Legal Question in Civil Litigation in California

Animal Ownership and Recovery of lost Pet

I lost my exotic bird and the next day it was found several blocks away. The party than gave it to a third party. Both parties had misrepresented the description of my pet and refused to allow me to ID her. I knew the bird they had was mine. I called the Sheriff. The Sheriff talked to the 3rd party into letting me and my family identify her. They said they were going to surrender her to Animal Control and than refused. Animal control has told me that this is a civil matter. The Sheriff refuses to take custody of her. All parties concede that she is my bird.
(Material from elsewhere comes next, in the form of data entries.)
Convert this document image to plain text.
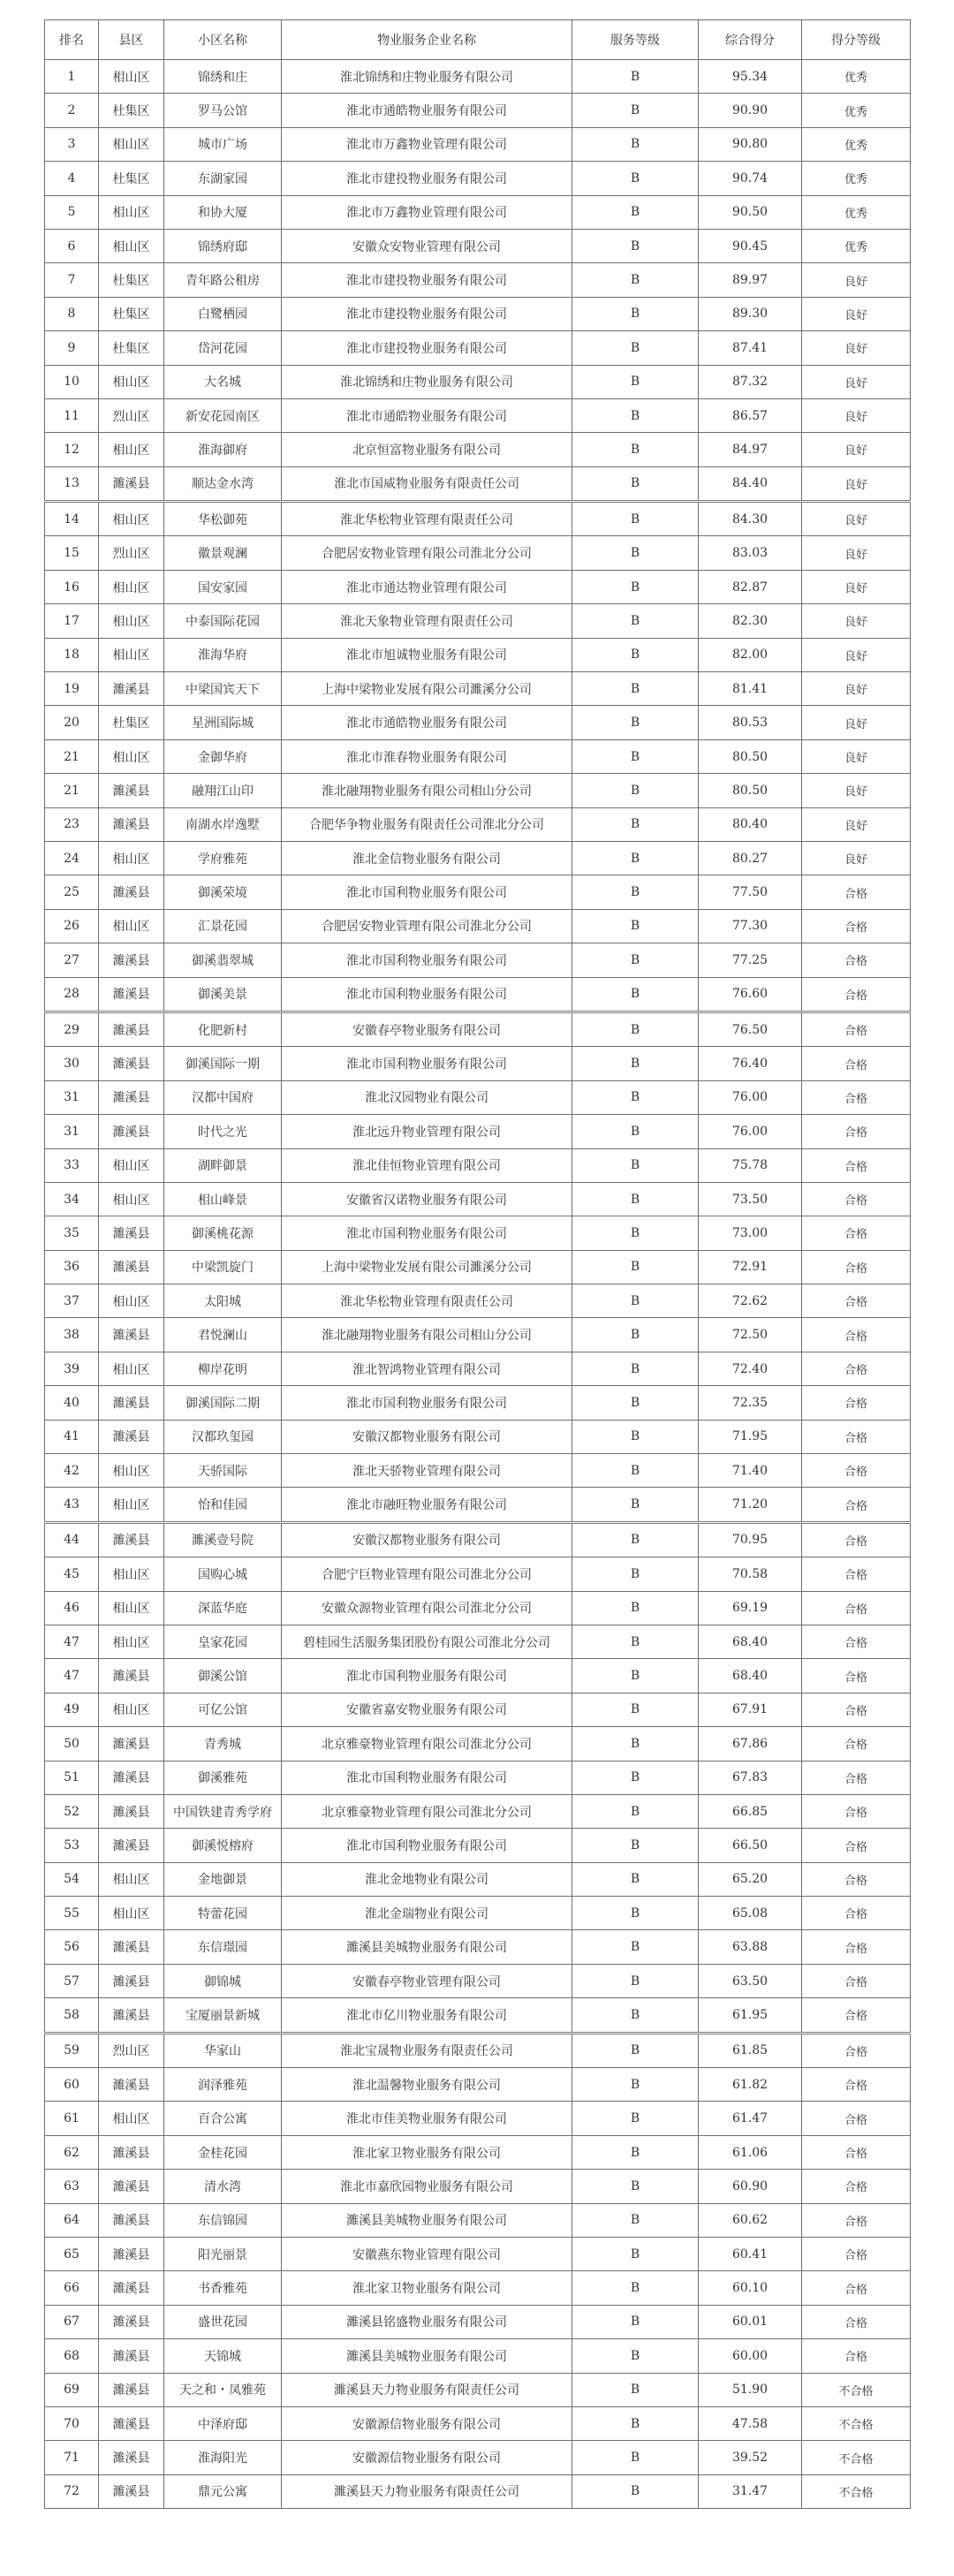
排名	县区	小区名称	物业服务企业名称	服务等级	综合得分	得分等级
1	相山区	锦绣和庄	淮北锦绣和庄物业服务有限公司	B	95.34	优秀
2	杜集区	罗马公馆	淮北市通皓物业服务有限公司	B	90.90	优秀
3	相山区	城市广场	淮北市万鑫物业管理有限公司	B	90.80	优秀
4	杜集区	东湖家园	淮北市建投物业服务有限公司	B	90.74	优秀
5	相山区	和协大厦	淮北市万鑫物业管理有限公司	B	90.50	优秀
6	相山区	锦绣府邸	安徽众安物业管理有限公司	B	90.45	优秀
7	杜集区	青年路公租房	淮北市建投物业服务有限公司	B	89.97	良好
8	杜集区	白鹭栖园	淮北市建投物业服务有限公司	B	89.30	良好
9	杜集区	岱河花园	淮北市建投物业服务有限公司	B	87.41	良好
10	相山区	大名城	淮北锦绣和庄物业服务有限公司	B	87.32	良好
11	烈山区	新安花园南区	淮北市通皓物业服务有限公司	B	86.57	良好
12	相山区	淮海御府	北京恒富物业服务有限公司	B	84.97	良好
13	濉溪县	顺达金水湾	淮北市国威物业服务有限责任公司	B	84.40	良好
14	相山区	华松御苑	淮北华松物业管理有限责任公司	B	84.30	良好
15	烈山区	徽景观澜	合肥居安物业管理有限公司淮北分公司	B	83.03	良好
16	相山区	国安家园	淮北市通达物业管理有限公司	B	82.87	良好
17	相山区	中泰国际花园	淮北天象物业管理有限责任公司	B	82.30	良好
18	相山区	淮海华府	淮北市旭诚物业服务有限公司	B	82.00	良好
19	濉溪县	中梁国宾天下	上海中梁物业发展有限公司濉溪分公司	B	81.41	良好
20	杜集区	星洲国际城	淮北市通皓物业服务有限公司	B	80.53	良好
21	相山区	金御华府	淮北市淮春物业服务有限公司	B	80.50	良好
21	濉溪县	融翔江山印	淮北融翔物业服务有限公司相山分公司	B	80.50	良好
23	濉溪县	南湖水岸逸墅	合肥华争物业服务有限责任公司淮北分公司	B	80.40	良好
24	相山区	学府雅苑	淮北金信物业服务有限公司	B	80.27	良好
25	濉溪县	御溪荣境	淮北市国利物业服务有限公司	B	77.50	合格
26	相山区	汇景花园	合肥居安物业管理有限公司淮北分公司	B	77.30	合格
27	濉溪县	御溪翡翠城	淮北市国利物业服务有限公司	B	77.25	合格
28	濉溪县	御溪美景	淮北市国利物业服务有限公司	B	76.60	合格
29	濉溪县	化肥新村	安徽春亭物业服务有限公司	B	76.50	合格
30	濉溪县	御溪国际一期	淮北市国利物业服务有限公司	B	76.40	合格
31	濉溪县	汉都中国府	淮北汉园物业有限公司	B	76.00	合格
31	濉溪县	时代之光	淮北远升物业管理有限公司	B	76.00	合格
33	相山区	湖畔御景	淮北佳恒物业管理有限公司	B	75.78	合格
34	相山区	相山峰景	安徽省汉诺物业服务有限公司	B	73.50	合格
35	濉溪县	御溪桃花源	淮北市国利物业服务有限公司	B	73.00	合格
36	濉溪县	中梁凯旋门	上海中梁物业发展有限公司濉溪分公司	B	72.91	合格
37	相山区	太阳城	淮北华松物业管理有限责任公司	B	72.62	合格
38	濉溪县	君悦澜山	淮北融翔物业服务有限公司相山分公司	B	72.50	合格
39	相山区	柳岸花明	淮北智鸿物业管理有限公司	B	72.40	合格
40	濉溪县	御溪国际二期	淮北市国利物业服务有限公司	B	72.35	合格
41	濉溪县	汉都玖玺园	安徽汉都物业服务有限公司	B	71.95	合格
42	相山区	天骄国际	淮北天骄物业管理有限公司	B	71.40	合格
43	相山区	怡和佳园	淮北市融旺物业服务有限公司	B	71.20	合格
44	濉溪县	濉溪壹号院	安徽汉都物业服务有限公司	B	70.95	合格
45	相山区	国购心城	合肥宁巨物业管理有限公司淮北分公司	B	70.58	合格
46	相山区	深蓝华庭	安徽众源物业管理有限公司淮北分公司	B	69.19	合格
47	相山区	皇家花园	碧桂园生活服务集团股份有限公司淮北分公司	B	68.40	合格
47	濉溪县	御溪公馆	淮北市国利物业服务有限公司	B	68.40	合格
49	相山区	可亿公馆	安徽省嘉安物业服务有限公司	B	67.91	合格
50	濉溪县	青秀城	北京雅豪物业管理有限公司淮北分公司	B	67.86	合格
51	濉溪县	御溪雅苑	淮北市国利物业服务有限公司	B	67.83	合格
52	濉溪县	中国铁建青秀学府	北京雅豪物业管理有限公司淮北分公司	B	66.85	合格
53	濉溪县	御溪悦榕府	淮北市国利物业服务有限公司	B	66.50	合格
54	相山区	金地御景	淮北金地物业有限公司	B	65.20	合格
55	相山区	特蕾花园	淮北金瑞物业有限公司	B	65.08	合格
56	濉溪县	东信璟园	濉溪县美城物业服务有限公司	B	63.88	合格
57	濉溪县	御锦城	安徽春亭物业管理有限公司	B	63.50	合格
58	濉溪县	宝厦丽景新城	淮北市亿川物业服务有限公司	B	61.95	合格
59	烈山区	华家山	淮北宝晟物业服务有限责任公司	B	61.85	合格
60	濉溪县	润泽雅苑	淮北温馨物业服务有限公司	B	61.82	合格
61	相山区	百合公寓	淮北市佳美物业服务有限公司	B	61.47	合格
62	濉溪县	金桂花园	淮北家卫物业服务有限公司	B	61.06	合格
63	濉溪县	清水湾	淮北市嘉欣园物业服务有限公司	B	60.90	合格
64	濉溪县	东信锦园	濉溪县美城物业服务有限公司	B	60.62	合格
65	濉溪县	阳光丽景	安徽燕东物业管理有限公司	B	60.41	合格
66	濉溪县	书香雅苑	淮北家卫物业服务有限公司	B	60.10	合格
67	濉溪县	盛世花园	濉溪县铭盛物业服务有限公司	B	60.01	合格
68	濉溪县	天锦城	濉溪县美城物业服务有限公司	B	60.00	合格
69	濉溪县	天之和・凤雅苑	濉溪县天力物业服务有限责任公司	B	51.90	不合格
70	濉溪县	中泽府邸	安徽源信物业服务有限公司	B	47.58	不合格
71	濉溪县	淮海阳光	安徽源信物业服务有限公司	B	39.52	不合格
72	濉溪县	鼎元公寓	濉溪县天力物业服务有限责任公司	B	31.47	不合格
More background....previously the 2nd party had surrendered her to animal control due to the Sheriffs involvement. When I went to ID her there, they told me the 2nd party told them it was not my bird. The 3rd party arrived and showed them a picture of her and told them they had lost her. She was adopted. Animal Control states they were lied to.

I want my bird back. I have been told to take her to court. I would like to get my bird back and make an example out of her to the community. My family pet has been treated like a piece of furniture to be passed about without any regard for her rights and mine.

Cause of Action please and damages. Does civil code 3340 apply?

Asked on 2/09/06, 7:04 am

2 Answers from Attorneys

Michael Stone Law Offices of Michael B. Stone Toll Free 1-855-USE-MIKE

Re: Animal Ownership and Recovery of lost Pet

Cause of action for replevin, conversion and punitive damages. Get a lawyer to write a letter explaining these facts and threatening legal action.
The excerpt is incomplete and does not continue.